Golden Gate Bridge lane configurations are established based on time-of-day traffic demand trends that are constantly being monitored and evaluated. Lane configurations can also be changed to accommodate extenuating circumstances such as accidents or large special events such as baseball games at AT&T Park. This is a delicate balancing act that becomes very difficult when demand is heavy in both directions at once, or when stalls, accidents or other incidents on the roadway interfere with the normal flow of traffic in either direction.

Lane configurations can also be changed to accommodate unusually heavy demand in one direction or the other. However, the time required to reconfigure the lanes on the Bridge and Doyle Drive takes approximately 30 minutes and can take much longer if the lane changing trucks are in heavy traffic enroute to the location to make the lane change. These unusual circumstances are also often transient in nature and delays often resolve themselves in the time it takes to make lane adjustments. For these reasons and because, in general, motorists favor predictability in lane configurations, “impromptu” lane configurations changes are avoided whenever possible.

During the morning commute, from approximately 6 am to 9 am, traffic patterns across the Bridge are very predictable and are such that a standard 4 lanes south into San Francisco and 2 lanes north out of San Francisco is successful for mobility in both directions.

Afternoon traffic is less predictable, but can almost always be accommodated with three lanes in each direction. However, there is often congestion on Doyle Drive leading up to the Bridge due to a number of factors that include:

  • A recent and dramatic increase in the number of vehicles merging onto Doyle Drive from 19th Ave and Merchant Road near the toll plaza due to Doyle Drive construction.
  • Less than ideal lane geometry in these merge areas.
  • A general increase in traffic on Doyle Drive and the Merchant Road merge due to increased development in the Presidio over the last few years.

Typical recent southbound traffic demand has routinely exceeded 4,000 vehicles per hour during the evening commute.
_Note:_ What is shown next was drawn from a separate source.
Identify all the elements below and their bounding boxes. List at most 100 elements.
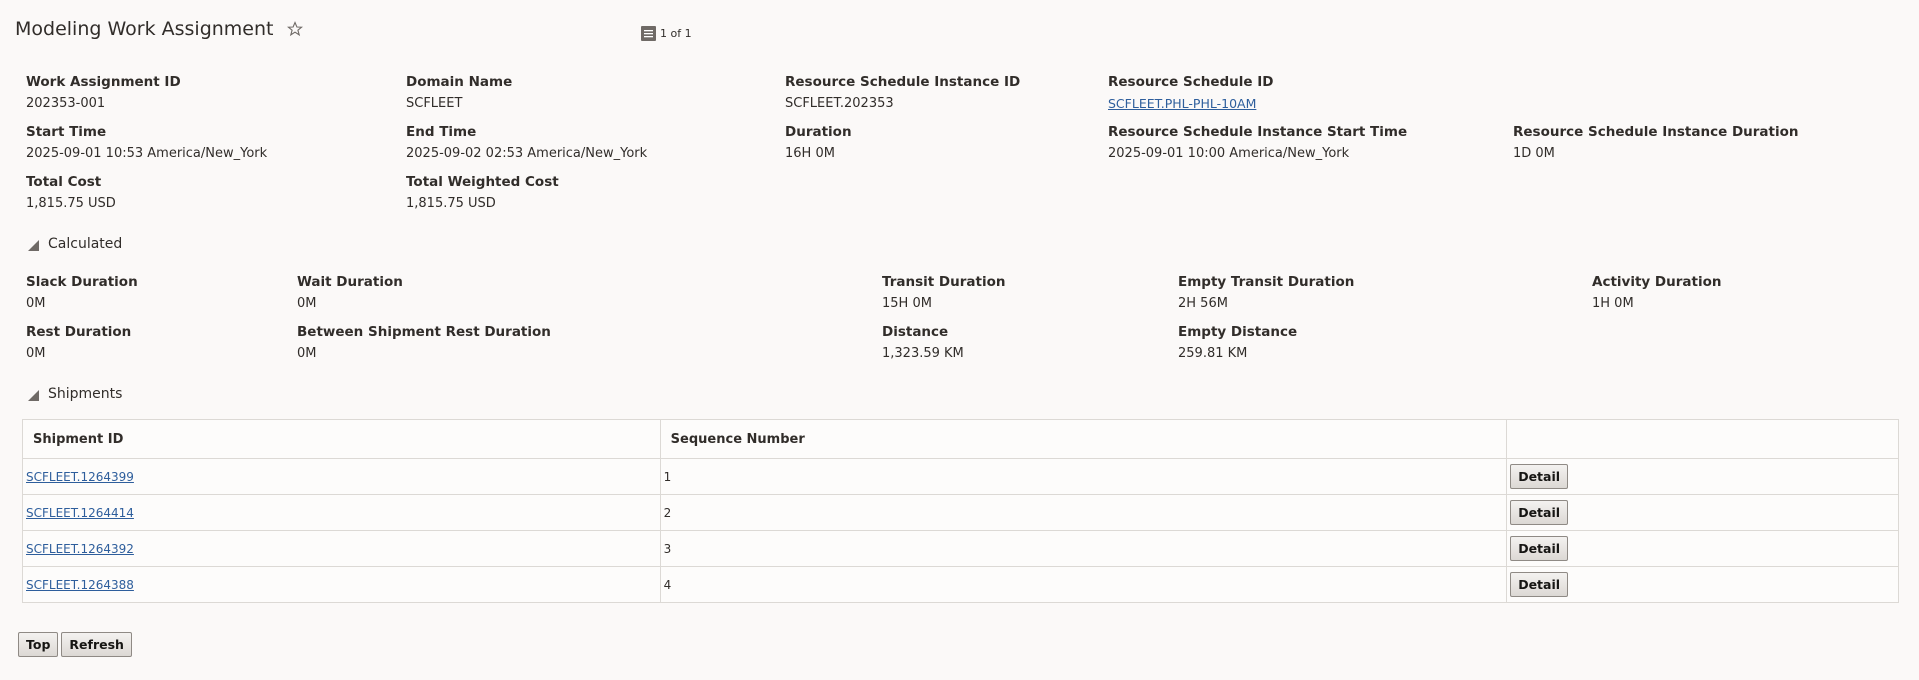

This is more traffic than can be accommodated in only 2 lanes. If there were to add a fourth lane northbound, forcing southbound traffic into two lanes would very quickly cause a backup onto the Waldo Grade, which is the condition that was observed on most weekday evenings during December, January February and March. At the same time, northbound demand has been running at about 5,100 vehicles per hour, which can be reasonably accommodated in three lanes without causing undue delay. These trends, and the mounting frustration of southbound motorists facing nightly delays of 30 minutes or more, prompted GGB officials to make the decision to configure the roadway in 3 north/3 south configuration for the evening commute effective March 26, 2010.

Another factor that can impacted the traffic is that when the roadway is at or near capacity, any minor stall or accident can cause dramatic backups that can take hours to clear.

Summary of Afternoon Lane Configuration Patterns

The greatest challenge comes during the afternoon commute period of 4 pm to 7 pm.



Afternoon Lane


Prior to 2002
4 North/2 South
Board policy is to favor northbound commute direction
2002 to November 1, 2009
3 North/3 South
Due to increased southbound traffic and decreased northbound traffic during the evening hours, the change was instituted.
November 2, 2009 to March 26, 2010
4 North/2 South
Due to increasing northbound demand and relatively stable southbound demand that could be accommodated in 2 lanes, the change was instituted.
March 29, 2010 to present
3 North/3 South
Due to rapidly increasing southbound demand starting in about December 2009 that caused long delays for southbound motorists combined with relatively stable northbound demand, the change was instituted.